Die Story von Ibtihaj Muhammad beginnt 1998 an einer Kreuzung in ihrer Heimatstadt Maplewood im US-Bundesstaat New Jersey. Als die Ampel Rot zeigt, schaut sich Mutter Denise um und erblickt durch die Fenster einer High School eher zufällig einige Sportler.
"Alles, was meine Mutter sah, war, dass sie eine Jacke, lange Hosen und eine Maske trugen. Und sie meinte: was auch immer das für ein Sport ist, ich möchte, dass du ihn ausprobierst, wenn du zur High School gehst."
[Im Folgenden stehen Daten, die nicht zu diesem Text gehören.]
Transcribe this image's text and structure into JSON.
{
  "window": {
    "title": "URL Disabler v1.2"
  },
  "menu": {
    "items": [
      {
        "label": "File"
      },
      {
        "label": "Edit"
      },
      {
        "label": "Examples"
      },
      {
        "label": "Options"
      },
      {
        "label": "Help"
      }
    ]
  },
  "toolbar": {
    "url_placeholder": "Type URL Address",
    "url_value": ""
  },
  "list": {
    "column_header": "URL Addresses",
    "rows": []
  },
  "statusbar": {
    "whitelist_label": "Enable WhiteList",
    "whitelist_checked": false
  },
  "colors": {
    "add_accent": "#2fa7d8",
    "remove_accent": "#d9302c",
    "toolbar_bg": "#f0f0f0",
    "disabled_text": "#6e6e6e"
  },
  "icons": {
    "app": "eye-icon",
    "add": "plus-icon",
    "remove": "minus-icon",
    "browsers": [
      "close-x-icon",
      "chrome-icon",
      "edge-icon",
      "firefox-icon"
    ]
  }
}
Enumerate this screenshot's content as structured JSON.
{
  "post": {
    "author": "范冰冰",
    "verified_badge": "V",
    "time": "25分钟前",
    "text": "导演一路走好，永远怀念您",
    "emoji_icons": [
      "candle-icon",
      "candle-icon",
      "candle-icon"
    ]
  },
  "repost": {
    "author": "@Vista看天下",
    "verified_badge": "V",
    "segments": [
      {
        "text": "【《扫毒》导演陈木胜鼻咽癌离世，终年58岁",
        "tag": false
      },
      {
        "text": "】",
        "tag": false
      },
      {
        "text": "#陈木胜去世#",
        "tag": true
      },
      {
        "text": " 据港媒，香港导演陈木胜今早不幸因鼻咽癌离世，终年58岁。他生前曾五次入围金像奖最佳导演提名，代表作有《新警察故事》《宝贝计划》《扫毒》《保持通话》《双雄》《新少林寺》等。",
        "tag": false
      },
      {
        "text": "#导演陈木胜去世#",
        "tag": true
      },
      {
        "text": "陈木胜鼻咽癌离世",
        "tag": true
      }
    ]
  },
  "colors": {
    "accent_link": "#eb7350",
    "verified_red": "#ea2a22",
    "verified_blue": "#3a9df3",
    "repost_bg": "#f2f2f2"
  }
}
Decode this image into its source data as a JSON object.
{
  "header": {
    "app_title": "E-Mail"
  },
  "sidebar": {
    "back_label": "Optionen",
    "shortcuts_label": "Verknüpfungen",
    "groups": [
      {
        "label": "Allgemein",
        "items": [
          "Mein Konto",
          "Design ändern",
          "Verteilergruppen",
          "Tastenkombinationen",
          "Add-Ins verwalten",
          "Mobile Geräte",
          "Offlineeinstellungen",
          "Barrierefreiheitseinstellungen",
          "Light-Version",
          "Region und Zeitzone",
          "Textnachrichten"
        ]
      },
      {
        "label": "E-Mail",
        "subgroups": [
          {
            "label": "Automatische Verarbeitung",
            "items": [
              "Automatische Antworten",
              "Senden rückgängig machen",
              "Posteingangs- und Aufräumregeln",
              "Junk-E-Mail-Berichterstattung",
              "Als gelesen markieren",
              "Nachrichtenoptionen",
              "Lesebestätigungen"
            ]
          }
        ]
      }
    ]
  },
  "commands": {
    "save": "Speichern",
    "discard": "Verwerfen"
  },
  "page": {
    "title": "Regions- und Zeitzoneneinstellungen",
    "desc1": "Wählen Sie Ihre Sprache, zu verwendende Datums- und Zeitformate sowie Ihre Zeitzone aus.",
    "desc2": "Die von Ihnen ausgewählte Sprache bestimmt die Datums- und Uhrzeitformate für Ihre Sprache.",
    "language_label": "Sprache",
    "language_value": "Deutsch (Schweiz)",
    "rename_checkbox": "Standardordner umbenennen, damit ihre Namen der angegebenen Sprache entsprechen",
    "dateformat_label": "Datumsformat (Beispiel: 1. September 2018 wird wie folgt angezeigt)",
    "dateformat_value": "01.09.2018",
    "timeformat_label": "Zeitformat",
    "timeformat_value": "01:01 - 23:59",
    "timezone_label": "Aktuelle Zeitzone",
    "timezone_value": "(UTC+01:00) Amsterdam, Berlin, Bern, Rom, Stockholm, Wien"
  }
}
Die damals zwölfjährige Ibtihaj hatte zuvor Volleyball und Basketball gespielt – was ihrer Mutter jedoch nicht gefiel, da an Armen und Beinen viel zu viel Haut zu sehen war. Denn bei streng gläubigen muslimischen Mädchen und Frauen sollten nur Hände und Gesicht unverdeckt bleiben.
Fechten ist diesbezüglich ideal. Daran findet auch die kleine Ibtihaj Gefallen, obwohl sie oft zu hören bekommt, dass sie als Afro-Amerikanerin und Muslime nicht zu diesem Sport passe.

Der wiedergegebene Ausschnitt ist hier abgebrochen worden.